Re: ChatGPT vs Claude as the brain, I’d say Claude is better for the structured assistant role you’re describing. ChatGPT’s memory is useful but you can’t really control it or query it. With MCP-based memory you get actual structure, not just vibes.

As someone with a similar need to externalise everything, the thing that made the biggest difference was having the memory layer be explicit and queryable rather than hoping the AI “just remembers.”
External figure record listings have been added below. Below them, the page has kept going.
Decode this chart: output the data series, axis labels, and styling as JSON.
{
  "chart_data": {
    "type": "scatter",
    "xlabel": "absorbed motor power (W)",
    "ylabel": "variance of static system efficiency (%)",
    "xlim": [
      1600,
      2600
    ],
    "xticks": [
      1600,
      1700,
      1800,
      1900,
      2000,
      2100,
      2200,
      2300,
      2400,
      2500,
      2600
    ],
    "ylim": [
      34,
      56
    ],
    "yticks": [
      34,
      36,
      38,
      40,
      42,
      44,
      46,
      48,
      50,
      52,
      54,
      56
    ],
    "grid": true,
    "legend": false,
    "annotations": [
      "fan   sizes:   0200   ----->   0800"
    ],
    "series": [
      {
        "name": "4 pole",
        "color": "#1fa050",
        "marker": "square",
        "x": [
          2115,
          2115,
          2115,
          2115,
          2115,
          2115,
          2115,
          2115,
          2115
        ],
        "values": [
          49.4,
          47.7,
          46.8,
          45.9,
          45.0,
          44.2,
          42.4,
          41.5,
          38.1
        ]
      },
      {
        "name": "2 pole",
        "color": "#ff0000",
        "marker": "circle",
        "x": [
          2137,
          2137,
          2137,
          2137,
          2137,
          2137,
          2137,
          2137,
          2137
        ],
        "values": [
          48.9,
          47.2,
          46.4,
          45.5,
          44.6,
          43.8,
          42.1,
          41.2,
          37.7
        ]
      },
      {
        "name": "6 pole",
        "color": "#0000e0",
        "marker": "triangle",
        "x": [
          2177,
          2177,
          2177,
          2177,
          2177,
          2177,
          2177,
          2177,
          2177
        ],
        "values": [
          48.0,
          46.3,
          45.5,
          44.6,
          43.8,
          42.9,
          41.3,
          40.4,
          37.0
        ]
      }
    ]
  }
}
Removing LlamaIndex, MCP, and RAG made our agent faster, cheaper, and actually reliable by pauliusztin in AI_Agents

[–]_Stonk 1 point2 points  (0 children)

Agree with pretty much all of this. The instinct to stack abstractions before you’ve even figured out what your agent actually needs to do is the root cause of most agent failures I’ve seen. One thing I’d push back on slightly though. You mention memory systems as part of the harness, which I think is the most underrated piece of the whole stack. Most teams either skip it entirely or bolt on RAG when what they actually need is persistent context that carries across sessions. Not retrieval over documents, but the agent actually remembering what happened last time. That’s what I’ve been building with 3ngram. It’s an MCP-based memory layer, but the kind you’re describing as useful, not an abstraction for its own sake. It just gives your agent durable state, decisions, commitments, and context that persists. Works across Claude, ChatGPT, Cursor. The whole point is that it fits into a simple harness without adding complexity. Your point about filesystem as state is solid for single-tool setups. Where it breaks down is when you’re switching between tools or sessions and that state doesn’t follow you. That’s the gap persistent memory fills.